Editor’s note: A story in last week’s paper looked at national trends found in the 2017 Census of Agriculture. This article dives deeper into Missouri’s numbers.
JEFFERSON CITY, Mo. — The USDA released its 2017 Census of Agriculture earlier this year, which provided an updated look at Missouri agriculture. Missouri remains second nationally in the number of farms with 95,320, covering 27.8 million acres.
Missouri Director of Agriculture Chris Chinn says the census shows the progress and diversity of Missouri agriculture and that technology will help the industry continue to grow.
“It’s important that we continue that progress by connecting every last mile to high-speed Internet,” she says. “I truly believe that’s the key to bringing home the next generation, creating greater on-farm efficiency and implementing the latest cutting-edge technology.”
The latest census provides information from 2017. The USDA conducts a Census of Agriculture every five years.
In the latest census, the average age of a Missouri farmer increased by one year to 59.4 years. Some farms, particularly those that focus on hogs, dairy or poultry, showed a younger average age. Missouri’s hog farms are made up of 25% young farmers — defined as 35 or younger. Dairy, poultry, sheep and goat producers have between 16-20% young farmers.
Missouri’s soybean, corn, cattle, poultry and hog production account for 88% of the state’s agricultural sales. A variety of special crops help make up the remaining 12%, including some growing sectors like elderberries, honey, mushrooms, sheep and goats.
Bob Garino, Missouri state statistician for the USDA’s National Agriculture Statistics Service, says the state has continued to increase production despite fewer farms.
“If you look back 20 years ago, it’s clear that we are more productive than we’ve ever been in Missouri,” he says. “Today, there is more corn, soybeans and rice acres harvested and beef cattle raised annually throughout Missouri on fewer operations.”

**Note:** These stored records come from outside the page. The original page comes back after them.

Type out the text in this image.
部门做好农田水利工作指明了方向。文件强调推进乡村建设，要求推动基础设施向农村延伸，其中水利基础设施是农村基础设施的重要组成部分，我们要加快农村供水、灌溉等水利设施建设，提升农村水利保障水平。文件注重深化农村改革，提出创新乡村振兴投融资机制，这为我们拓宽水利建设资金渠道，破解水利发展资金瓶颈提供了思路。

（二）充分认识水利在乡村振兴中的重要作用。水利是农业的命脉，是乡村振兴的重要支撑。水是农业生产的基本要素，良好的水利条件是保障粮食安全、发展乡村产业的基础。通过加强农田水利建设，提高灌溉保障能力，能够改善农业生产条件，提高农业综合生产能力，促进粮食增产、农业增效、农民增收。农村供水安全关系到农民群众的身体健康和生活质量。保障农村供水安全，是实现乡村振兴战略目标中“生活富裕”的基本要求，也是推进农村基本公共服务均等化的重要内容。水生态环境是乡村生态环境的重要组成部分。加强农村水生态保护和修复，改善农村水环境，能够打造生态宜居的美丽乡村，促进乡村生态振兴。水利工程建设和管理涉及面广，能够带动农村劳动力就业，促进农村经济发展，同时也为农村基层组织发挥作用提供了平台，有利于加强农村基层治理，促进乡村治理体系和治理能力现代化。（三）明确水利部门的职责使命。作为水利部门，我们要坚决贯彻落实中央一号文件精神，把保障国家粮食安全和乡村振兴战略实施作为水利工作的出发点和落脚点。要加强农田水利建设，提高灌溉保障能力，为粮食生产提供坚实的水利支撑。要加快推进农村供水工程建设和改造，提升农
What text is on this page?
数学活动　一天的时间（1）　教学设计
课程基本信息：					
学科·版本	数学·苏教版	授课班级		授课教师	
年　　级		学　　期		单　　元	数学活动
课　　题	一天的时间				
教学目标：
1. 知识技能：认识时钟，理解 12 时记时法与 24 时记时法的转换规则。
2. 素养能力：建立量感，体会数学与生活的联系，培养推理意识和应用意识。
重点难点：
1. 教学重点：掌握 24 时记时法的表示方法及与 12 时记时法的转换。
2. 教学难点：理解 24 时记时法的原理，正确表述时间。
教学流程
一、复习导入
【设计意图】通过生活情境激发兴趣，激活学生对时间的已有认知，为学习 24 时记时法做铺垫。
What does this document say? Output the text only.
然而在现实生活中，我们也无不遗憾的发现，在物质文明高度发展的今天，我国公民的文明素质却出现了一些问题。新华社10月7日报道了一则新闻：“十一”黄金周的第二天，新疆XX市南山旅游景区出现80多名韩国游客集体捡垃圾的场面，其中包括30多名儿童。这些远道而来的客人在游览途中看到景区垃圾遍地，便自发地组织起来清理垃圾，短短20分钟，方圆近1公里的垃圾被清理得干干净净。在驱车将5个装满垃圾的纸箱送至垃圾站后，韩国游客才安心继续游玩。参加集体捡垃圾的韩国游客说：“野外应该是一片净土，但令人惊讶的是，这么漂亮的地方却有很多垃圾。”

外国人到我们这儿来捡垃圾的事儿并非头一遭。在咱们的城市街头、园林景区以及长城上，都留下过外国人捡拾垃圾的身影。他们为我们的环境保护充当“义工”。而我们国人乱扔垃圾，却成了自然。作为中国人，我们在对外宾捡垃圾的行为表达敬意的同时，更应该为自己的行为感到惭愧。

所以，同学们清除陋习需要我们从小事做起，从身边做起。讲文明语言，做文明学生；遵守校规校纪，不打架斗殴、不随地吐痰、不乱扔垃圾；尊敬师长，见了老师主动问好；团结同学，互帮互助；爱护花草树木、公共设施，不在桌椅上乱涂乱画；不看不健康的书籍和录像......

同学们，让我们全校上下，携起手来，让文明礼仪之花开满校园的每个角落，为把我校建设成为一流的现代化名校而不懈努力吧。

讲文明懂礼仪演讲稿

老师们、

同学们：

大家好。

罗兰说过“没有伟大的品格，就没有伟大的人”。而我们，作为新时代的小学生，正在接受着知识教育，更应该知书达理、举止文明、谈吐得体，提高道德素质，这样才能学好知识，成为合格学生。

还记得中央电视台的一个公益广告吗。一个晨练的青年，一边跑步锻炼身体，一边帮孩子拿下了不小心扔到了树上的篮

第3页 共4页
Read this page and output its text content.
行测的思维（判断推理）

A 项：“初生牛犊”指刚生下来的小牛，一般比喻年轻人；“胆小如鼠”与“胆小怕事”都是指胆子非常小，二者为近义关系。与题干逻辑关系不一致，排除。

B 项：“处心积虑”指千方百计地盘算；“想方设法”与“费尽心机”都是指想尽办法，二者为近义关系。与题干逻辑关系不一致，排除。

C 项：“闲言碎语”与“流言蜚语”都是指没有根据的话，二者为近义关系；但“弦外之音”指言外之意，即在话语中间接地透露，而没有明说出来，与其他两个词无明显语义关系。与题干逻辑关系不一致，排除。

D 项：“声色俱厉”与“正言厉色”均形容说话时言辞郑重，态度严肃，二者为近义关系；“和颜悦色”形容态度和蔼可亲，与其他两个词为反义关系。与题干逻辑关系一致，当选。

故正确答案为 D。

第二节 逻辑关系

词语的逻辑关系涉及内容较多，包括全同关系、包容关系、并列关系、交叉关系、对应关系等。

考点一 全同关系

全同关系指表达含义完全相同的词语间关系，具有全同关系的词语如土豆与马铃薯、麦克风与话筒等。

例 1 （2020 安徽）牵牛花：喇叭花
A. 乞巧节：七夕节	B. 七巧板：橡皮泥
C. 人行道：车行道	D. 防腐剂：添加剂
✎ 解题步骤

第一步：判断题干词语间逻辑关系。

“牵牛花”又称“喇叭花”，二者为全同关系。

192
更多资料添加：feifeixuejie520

Following the broader national trends of fewer farms and fewer acres in farming, Missouri’s 95,320 farms spanning 27.8 million acres in the 2017 census is down from 99,171 farms and 28.3 million acres in farming in 2012. The 2007 Census showed Missouri had 107,825 farms and 29.0 million acres in farming.
In the new census, Missouri’s beef cow inventory for 2017 was 2.16 million. It’s an increase from 1.68 million in the 2012 census, although that was an extreme drought year. The 2017 total is more in line with recent trends, as Missouri had 2.09 million in the 2007 census and 2.11 million in 2002.
Missouri had 3.37 million corn acres harvested for grain, 5.87 million soybean acres harvested, 553,000 wheat acres harvested, and 11,303 oats acres harvested. Missouri had 168,000 acres of rice harvested and 304,000 acres of cotton.